Your yoga routine might actually help with migraines, says science
Migraines aren’t your average headache. They’re throbbing, relentless beasts that make people nauseous and sensitive to light and sound for days. And meds don’t work for everyone who experience chronic migraines. But researchers have found new hopeful evidence that approaching the condition holistically could bring some relief; according to a study released last week, yoga was found to help treat migraine headaches, in conjunction with meds.
Look, I’m a yoga teacher, and I see all the promises that modern western yoga culture makes that it can’t possibly deliver on. So if you’re feeling doubtful, good on you for not caving to the woo. But while yoga is not the magic cure-all that some too skinny blonde, turmeric-loving influencer says it is, it can make positively impact the frequency and severity of migraine symptoms.
At the end of the study, 12% of the patients in the yoga group reported that they were completely headache free and had reduced their pill intake by almost half.
The study — which followed 114 patients for three months — was conducted at All India Institute of Medical Sciences (AIIMS) in New Delhi, India, reported CNN. Half of the patients were given just migraine medication and the other half were given medication in conjunction with a prescribed yoga sequence three days a week. At the end of the study, 12% of the patients in the yoga group reported that they were completely headache free and had reduced their pill intake by almost half, CNN reported. Patients in the yoga group also reported that the debilitating effects of migraine on their work and lives had been reduced by 37%.

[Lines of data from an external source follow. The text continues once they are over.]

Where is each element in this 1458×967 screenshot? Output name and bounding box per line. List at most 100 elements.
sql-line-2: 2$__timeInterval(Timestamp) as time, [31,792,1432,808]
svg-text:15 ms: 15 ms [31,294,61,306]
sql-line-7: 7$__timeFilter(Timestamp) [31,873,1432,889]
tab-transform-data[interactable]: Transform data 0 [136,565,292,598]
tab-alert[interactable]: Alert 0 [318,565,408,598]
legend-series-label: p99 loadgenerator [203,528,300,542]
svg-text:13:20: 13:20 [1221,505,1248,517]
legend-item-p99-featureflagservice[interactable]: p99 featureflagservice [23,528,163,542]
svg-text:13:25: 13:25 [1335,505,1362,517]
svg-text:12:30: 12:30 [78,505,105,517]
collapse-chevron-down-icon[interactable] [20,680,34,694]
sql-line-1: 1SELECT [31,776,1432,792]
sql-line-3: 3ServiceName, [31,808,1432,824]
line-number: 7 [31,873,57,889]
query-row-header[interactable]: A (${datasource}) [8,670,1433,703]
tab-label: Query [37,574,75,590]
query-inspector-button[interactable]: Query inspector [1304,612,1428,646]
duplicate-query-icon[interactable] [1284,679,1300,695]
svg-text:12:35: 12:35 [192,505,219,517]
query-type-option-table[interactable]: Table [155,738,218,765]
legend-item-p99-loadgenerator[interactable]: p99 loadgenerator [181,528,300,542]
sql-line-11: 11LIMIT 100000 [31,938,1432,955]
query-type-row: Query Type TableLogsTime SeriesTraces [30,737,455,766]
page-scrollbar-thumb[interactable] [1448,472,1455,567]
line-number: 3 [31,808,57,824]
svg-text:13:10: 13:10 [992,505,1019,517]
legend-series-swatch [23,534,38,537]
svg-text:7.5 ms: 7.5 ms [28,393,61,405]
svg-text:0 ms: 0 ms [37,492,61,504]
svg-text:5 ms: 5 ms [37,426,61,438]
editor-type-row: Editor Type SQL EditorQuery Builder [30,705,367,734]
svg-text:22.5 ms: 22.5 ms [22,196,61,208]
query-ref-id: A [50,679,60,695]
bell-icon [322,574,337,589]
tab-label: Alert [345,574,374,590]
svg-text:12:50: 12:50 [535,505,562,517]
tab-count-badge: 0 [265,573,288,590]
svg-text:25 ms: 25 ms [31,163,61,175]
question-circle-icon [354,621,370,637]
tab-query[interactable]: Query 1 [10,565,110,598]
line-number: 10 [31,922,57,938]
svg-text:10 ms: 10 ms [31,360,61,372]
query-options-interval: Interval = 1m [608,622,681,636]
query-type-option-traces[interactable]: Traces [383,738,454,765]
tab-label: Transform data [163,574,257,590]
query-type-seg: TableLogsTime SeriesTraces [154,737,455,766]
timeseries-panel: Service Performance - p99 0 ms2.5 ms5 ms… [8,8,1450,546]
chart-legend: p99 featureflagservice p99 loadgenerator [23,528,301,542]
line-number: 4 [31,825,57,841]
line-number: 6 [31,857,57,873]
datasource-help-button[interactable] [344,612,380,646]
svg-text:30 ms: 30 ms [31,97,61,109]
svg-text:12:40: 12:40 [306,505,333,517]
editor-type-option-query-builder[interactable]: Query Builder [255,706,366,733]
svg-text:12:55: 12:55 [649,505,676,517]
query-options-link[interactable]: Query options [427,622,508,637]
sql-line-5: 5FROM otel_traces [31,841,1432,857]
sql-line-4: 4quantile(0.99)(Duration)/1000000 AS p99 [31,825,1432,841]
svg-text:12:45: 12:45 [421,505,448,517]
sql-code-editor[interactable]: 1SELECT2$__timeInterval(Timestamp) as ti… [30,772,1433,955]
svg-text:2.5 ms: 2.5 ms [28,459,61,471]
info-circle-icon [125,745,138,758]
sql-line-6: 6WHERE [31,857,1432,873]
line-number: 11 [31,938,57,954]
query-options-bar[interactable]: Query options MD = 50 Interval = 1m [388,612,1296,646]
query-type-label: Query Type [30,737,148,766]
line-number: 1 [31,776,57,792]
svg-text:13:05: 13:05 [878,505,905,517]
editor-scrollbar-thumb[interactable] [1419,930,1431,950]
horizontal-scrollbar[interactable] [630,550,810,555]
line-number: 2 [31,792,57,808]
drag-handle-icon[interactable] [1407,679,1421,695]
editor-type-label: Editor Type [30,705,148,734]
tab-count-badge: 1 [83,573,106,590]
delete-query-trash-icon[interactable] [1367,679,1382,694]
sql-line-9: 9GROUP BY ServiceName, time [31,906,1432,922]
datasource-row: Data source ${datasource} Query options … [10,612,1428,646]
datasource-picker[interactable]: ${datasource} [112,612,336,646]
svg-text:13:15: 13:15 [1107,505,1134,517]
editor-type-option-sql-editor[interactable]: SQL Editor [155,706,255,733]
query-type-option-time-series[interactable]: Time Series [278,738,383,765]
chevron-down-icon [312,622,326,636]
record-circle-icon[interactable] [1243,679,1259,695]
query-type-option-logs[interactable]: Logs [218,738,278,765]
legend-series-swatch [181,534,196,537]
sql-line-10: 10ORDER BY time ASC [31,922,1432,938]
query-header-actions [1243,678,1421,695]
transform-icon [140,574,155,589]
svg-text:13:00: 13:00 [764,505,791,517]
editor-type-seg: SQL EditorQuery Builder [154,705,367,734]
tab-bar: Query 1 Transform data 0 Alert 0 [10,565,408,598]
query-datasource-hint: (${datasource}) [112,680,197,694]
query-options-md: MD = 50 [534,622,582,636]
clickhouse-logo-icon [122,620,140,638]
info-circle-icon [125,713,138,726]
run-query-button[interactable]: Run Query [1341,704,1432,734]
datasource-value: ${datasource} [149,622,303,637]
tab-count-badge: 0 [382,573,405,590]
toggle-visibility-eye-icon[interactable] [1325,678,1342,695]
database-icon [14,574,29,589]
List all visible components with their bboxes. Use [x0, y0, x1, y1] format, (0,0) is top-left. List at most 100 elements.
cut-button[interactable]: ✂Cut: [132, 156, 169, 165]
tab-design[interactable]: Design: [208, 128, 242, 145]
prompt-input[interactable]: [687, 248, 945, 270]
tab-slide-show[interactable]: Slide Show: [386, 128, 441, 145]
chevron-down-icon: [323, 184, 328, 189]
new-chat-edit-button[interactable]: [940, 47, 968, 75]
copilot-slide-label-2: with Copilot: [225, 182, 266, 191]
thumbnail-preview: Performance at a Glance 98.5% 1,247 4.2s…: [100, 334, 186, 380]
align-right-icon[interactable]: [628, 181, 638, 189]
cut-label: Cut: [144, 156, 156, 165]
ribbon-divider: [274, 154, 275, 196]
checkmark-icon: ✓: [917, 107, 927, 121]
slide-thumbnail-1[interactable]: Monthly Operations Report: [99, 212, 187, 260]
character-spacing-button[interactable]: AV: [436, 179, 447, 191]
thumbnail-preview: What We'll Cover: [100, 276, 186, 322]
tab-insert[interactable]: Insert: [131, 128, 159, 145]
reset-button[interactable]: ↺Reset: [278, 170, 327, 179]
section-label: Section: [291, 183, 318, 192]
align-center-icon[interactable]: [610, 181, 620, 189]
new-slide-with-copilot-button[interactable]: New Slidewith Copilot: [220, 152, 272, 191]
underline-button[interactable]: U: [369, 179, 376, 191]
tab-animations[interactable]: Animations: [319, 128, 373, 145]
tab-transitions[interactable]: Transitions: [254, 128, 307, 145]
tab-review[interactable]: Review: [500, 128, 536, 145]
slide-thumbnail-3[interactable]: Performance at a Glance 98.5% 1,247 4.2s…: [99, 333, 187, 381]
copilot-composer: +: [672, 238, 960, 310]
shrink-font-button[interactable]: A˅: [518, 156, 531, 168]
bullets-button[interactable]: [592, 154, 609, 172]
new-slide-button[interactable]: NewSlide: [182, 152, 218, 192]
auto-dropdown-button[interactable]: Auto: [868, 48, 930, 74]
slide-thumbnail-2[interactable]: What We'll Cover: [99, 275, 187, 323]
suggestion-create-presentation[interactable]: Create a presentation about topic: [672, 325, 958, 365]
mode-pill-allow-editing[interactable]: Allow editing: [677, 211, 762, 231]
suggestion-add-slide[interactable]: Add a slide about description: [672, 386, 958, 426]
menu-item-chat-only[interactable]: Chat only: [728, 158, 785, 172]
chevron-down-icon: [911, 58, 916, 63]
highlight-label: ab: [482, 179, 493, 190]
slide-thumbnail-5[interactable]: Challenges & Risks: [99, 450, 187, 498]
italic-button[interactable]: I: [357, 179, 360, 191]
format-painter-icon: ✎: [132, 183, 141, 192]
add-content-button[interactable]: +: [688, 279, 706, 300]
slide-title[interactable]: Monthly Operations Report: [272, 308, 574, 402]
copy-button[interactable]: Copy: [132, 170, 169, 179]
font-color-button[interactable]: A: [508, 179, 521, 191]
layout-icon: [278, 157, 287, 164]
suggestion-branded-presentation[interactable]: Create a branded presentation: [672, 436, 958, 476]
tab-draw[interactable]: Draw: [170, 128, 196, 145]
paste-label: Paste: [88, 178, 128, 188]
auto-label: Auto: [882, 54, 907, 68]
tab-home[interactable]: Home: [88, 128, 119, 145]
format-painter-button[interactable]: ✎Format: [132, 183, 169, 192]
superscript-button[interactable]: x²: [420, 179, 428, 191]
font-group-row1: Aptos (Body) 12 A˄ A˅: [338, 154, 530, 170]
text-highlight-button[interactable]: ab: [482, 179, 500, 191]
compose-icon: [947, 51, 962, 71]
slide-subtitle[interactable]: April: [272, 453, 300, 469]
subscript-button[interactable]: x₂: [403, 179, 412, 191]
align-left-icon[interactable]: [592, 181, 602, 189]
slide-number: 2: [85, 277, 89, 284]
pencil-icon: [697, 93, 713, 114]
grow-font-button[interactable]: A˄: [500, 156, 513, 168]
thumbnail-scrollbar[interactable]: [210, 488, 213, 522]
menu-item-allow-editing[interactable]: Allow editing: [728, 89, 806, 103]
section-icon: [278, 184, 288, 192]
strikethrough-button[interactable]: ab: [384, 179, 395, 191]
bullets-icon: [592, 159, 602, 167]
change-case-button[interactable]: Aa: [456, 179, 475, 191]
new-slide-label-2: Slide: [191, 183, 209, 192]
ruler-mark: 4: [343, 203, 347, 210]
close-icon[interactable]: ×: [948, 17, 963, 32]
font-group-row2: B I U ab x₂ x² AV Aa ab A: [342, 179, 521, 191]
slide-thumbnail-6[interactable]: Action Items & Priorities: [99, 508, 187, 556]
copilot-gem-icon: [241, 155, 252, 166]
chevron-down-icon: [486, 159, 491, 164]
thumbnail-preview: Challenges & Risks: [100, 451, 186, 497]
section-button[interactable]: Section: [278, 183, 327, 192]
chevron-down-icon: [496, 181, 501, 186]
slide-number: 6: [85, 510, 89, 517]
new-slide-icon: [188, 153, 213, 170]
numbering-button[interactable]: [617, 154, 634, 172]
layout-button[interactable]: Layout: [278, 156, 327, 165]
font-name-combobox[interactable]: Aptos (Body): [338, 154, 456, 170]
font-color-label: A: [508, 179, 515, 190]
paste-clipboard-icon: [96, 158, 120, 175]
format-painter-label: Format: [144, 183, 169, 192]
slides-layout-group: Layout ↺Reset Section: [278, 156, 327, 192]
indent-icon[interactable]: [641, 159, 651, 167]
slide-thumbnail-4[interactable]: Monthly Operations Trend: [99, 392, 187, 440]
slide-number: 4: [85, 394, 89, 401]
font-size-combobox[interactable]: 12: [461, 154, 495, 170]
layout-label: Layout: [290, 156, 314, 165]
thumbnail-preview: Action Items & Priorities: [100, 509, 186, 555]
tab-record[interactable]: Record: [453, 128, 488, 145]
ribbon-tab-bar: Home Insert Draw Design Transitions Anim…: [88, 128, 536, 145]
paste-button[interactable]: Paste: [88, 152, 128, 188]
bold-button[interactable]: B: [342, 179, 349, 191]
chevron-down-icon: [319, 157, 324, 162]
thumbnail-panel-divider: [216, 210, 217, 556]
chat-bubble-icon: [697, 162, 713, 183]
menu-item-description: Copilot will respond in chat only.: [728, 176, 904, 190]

In a fascinating and responsible fusion of techniques, yoga was not used as an alternative to medication in the study, but as an addition. “All too often we see Western versus Eastern or holistic medicine," Andrew Russo, a molecular physiology and biophysics professor at the University of Iowa, told CNN. This study is evidence that alternative and traditional medicine don’t have to compete. Instead, they can be combined to produce the best results for patients. “It's a fallacy to think yoga-type therapies and pill versions don't involve the same nervous system,” he added. As someone who has been saying for decades that you don’t have to choose between penicillin and pigeon pose, I feel very seen right now.
One of the main triggers of migraine is stress, and scientists think that yoga can help relieve migraine by reducing tension, reported CNN. The yoga prescribed to patients in the study wasn’t your average spandex and sweat core workout, though. The sequence that worked for migraine sufferers did include asana, or the physical postures that most of us associate with yoga, but it also included prayer, yoga nidra (guided deep relaxation), and pranayama breathing techniques. "The yoga that we know of is just the tip of the iceberg," study co-author Gautam Sharma, a cardiology professor at the Centre for Integrative Medicine and Research told CNN. Sharma described the benefits of yoga as “exercise plus.”
As someone who has been saying for decades that you don’t have to choose between penicillin and pigeon pose, I feel very seen right now.
Sharma said that he is hopeful that yoga can provide an inexpensive health boost and lead patients not just towards relief of terrible migraine symptoms, but also towards better overall health. “The more you practice, the deeper you go, the more benefit that you derive from yoga,” Sharma said.